Setting Up Your Extensions: The Right Way
Do not just install these extensions and use default settings. Take 30 minutes to configure them properly:
- Create a workspace
.vscode/extensions.json— List recommended extensions so new team members get prompted to install them. - Commit your
.vscode/settings.json— Share editor configuration with the team. Formatters, linters, and code actions should be consistent across all machines. - Use profiles — VS Code profiles let you maintain separate extension sets for different types of projects (frontend, backend, DevOps). Switching profiles is instant.
- Audit startup performance — Run
Developer: Show Running Extensionsand sort by activation time. Disable anything taking more than 100ms that you do not use daily.

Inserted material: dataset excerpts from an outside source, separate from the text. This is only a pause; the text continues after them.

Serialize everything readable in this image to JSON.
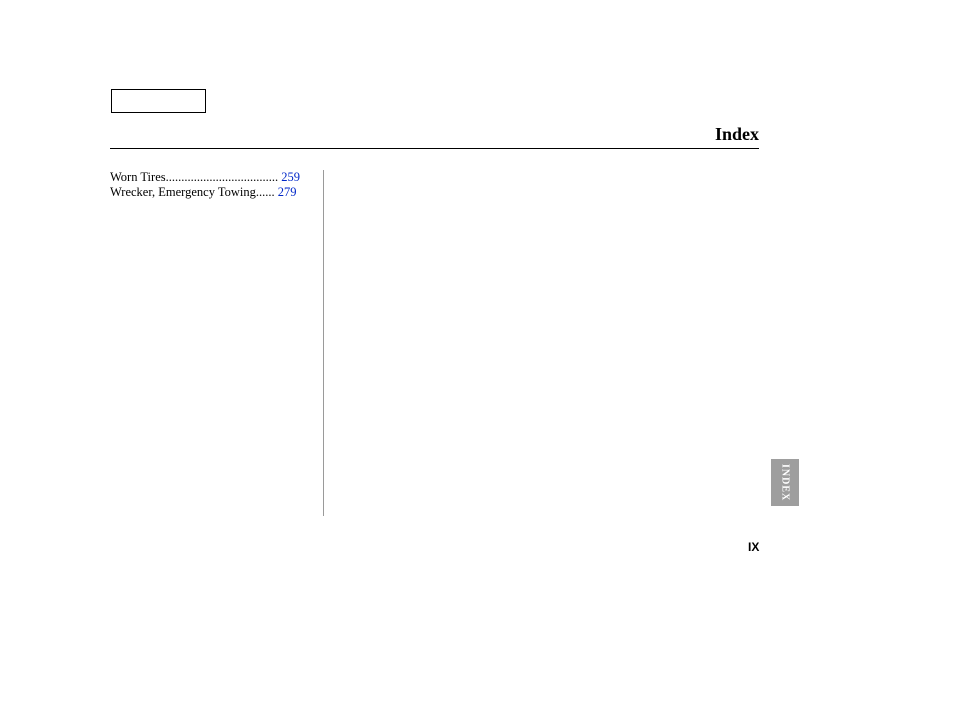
{
  "header": {
    "title": "Index"
  },
  "index": {
    "entries": [
      {
        "term": "Worn Tires",
        "leader": "....................................",
        "page": "259"
      },
      {
        "term": "Wrecker, Emergency Towing",
        "leader": "......",
        "page": "279"
      }
    ]
  },
  "side_tab": {
    "label": "INDEX"
  },
  "footer": {
    "roman": "IX"
  }
}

Conclusion: Invest in Your Tools
Your editor is where you spend 6-8 hours every day. A 5% improvement in editor efficiency compounds into hundreds of hours saved per year. These 7 extensions — Copilot, ESLint, Prettier, GitLens, Thunder Client, Error Lens, and Todo Tree — represent thousands of collective hours of development, and they are all free (Copilot has a free tier for individual developers).
Install them, configure them thoughtfully, and then forget about them. The best tools are the ones that fade into the background, quietly making you faster without demanding your attention. That is the mark of a well-crafted development environment.